Jika tidak ada penetapan tertulis atas status suatu kawasan atau tidak ada penanganan perkara oleh instansi di luar imigrasi atas pelanggaran yang bukan pelanggaran keimigrasian, tidak tertutup kemungkian kejadian serupa akan terulang kembali dan imigrasi menjadi sibuk untuk mendeportasi lagi siapapun orang asing itu baik ia turis biasa, investor atau mungkin tamu negara.
Suatu saat, imigrasi juga akan mendeportasi orang asing yang belum jelas pelanggaran yang telah dilakukannya atau belum menjalani proses penyidikan/penegakan hukum sampai tuntas atas dugaan tindak pidananya/pelanggarannya misalnya orang asing yang tertangkap tangan sedang mencopet di pasar, tidak membayar hotel atau melakukan penipuan.
Hikmah bagi imigrasi sendiri, mungkin dapat mempertimbangkan rupa TAK lain (selain deportasi), yang dipilih untuk diterapkan sehingga solusinya agak soft sebagai suatu kondisi win win solution sesuai ayat (2) pasal 75 di atas misalnya pembatasan atau perubahan izin tinggal, larangan untuk berada di satu atau beberapa tempat tertentu di wilayah Indonesia atau keharusan untuk bertempat tinggal di suatu wilayah tertentu di wilayah Indonesia.

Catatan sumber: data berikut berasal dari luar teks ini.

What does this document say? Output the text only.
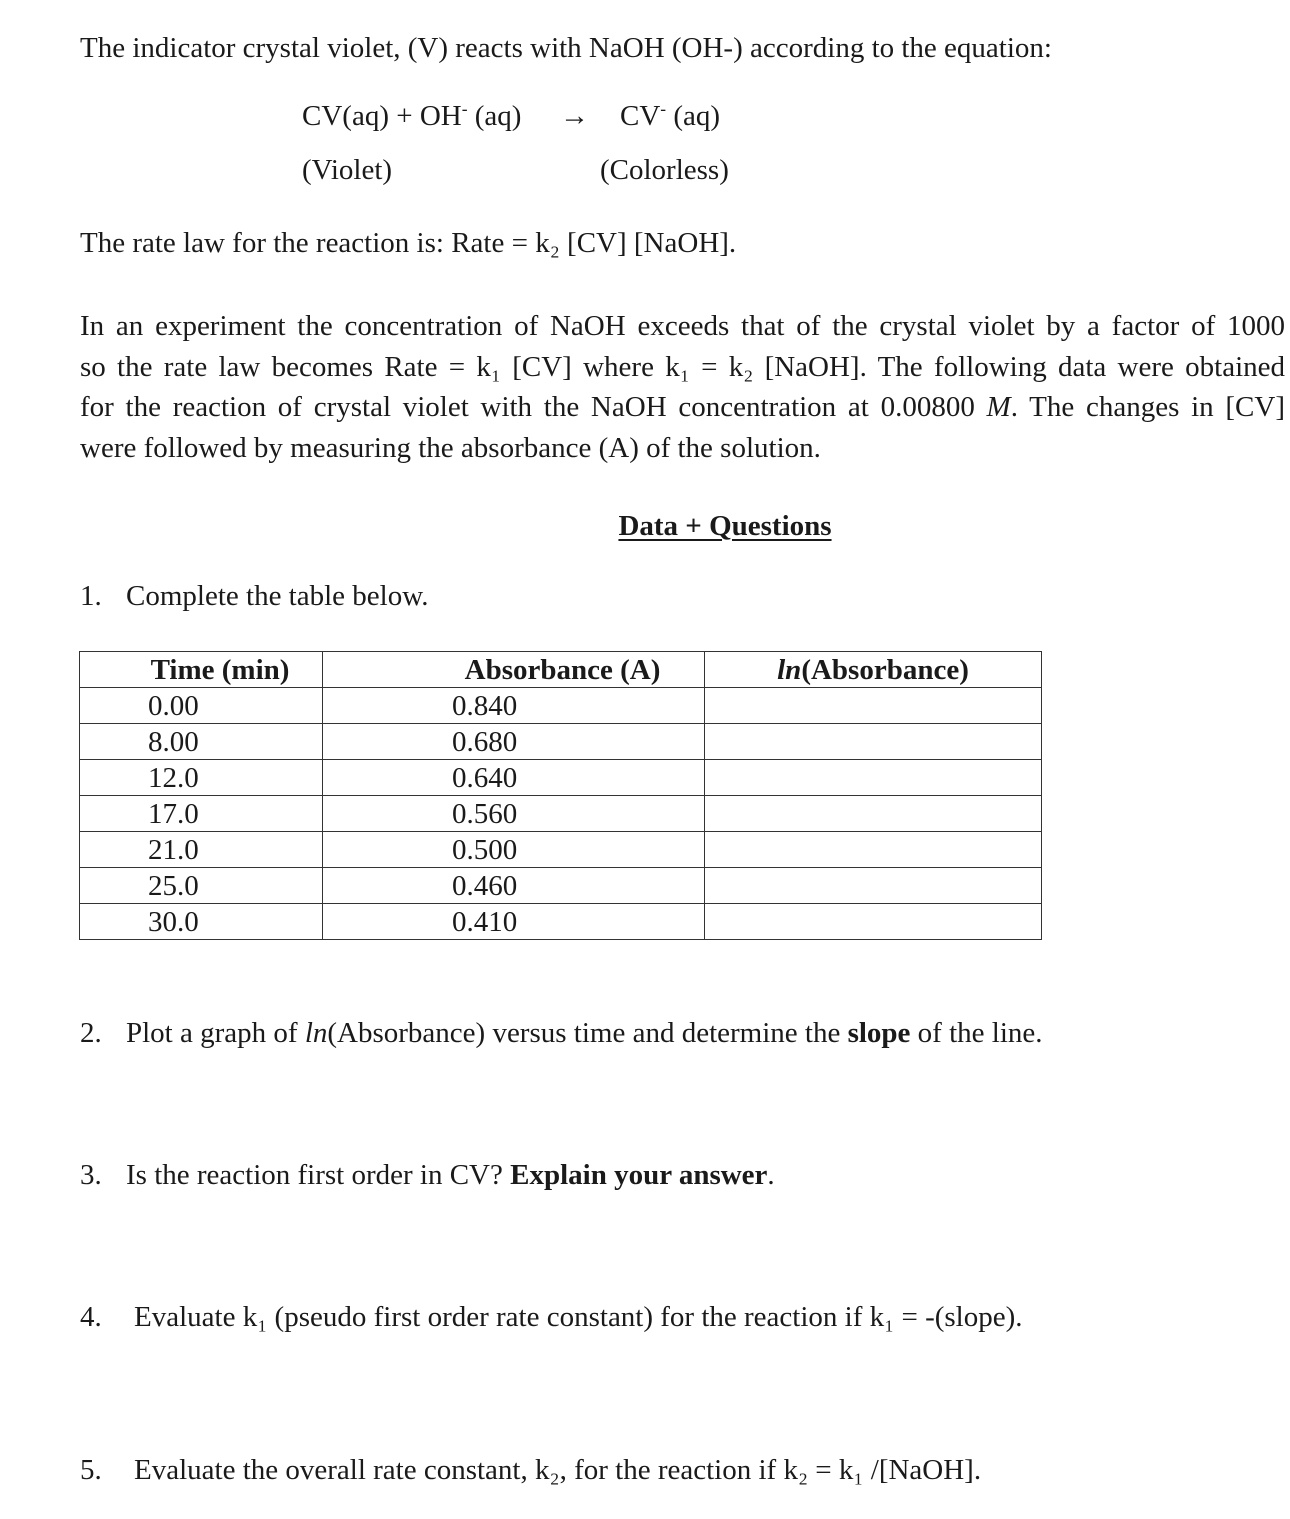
The indicator crystal violet, (V) reacts with NaOH (OH-) according to the equation:
CV(aq) + OH- (aq) → CV- (aq)
(Violet)	(Colorless)
The rate law for the reaction is: Rate = k₂ [CV] [NaOH].
In an experiment the concentration of NaOH exceeds that of the crystal violet by a factor of 1000
so the rate law becomes Rate = k₁ [CV] where k₁ = k₂ [NaOH]. The following data were obtained
for the reaction of crystal violet with the NaOH concentration at 0.00800 M. The changes in [CV]
were followed by measuring the absorbance (A) of the solution.
Data + Questions
1. Complete the table below.
Time (min)	Absorbance (A)	ln(Absorbance)
0.00	0.840	
8.00	0.680	
12.0	0.640	
17.0	0.560	
21.0	0.500	
25.0	0.460	
30.0	0.410	
2. Plot a graph of ln(Absorbance) versus time and determine the slope of the line.
3. Is the reaction first order in CV? Explain your answer.
4. Evaluate k₁ (pseudo first order rate constant) for the reaction if k₁ = -(slope).
5. Evaluate the overall rate constant, k₂, for the reaction if k₂ = k₁ /[NaOH].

Adapun penetapan suatu kawasan yang saya maksud di atas tentu tidak berlaku untuk tempat-tempat yang secara umum telah diketahui banyak orang, diketahui oleh masyarakat umum bahwa suatu kawasan atau bangunan itu sebagai tempat suci seperti tempat ibadah.
Jika pelecehan terjadi terhadap tempat ibadah, menurut hemat saya Polisi sebagai penyidik akan menangani aduan masyarakat sampai tuntas dan setelah itu, imigrasi baru menerapkan TAK yang sesuai dengan perkaranya.
Imigrasi tidak serta merta melakukan tindakan deportasi dan atau penangkalan sebelum ada penuntasan perkara dari aparat penegak hukum atau pihak yang berwenang seperti Satpol PP sebagai PPNS Peraturan Daerah.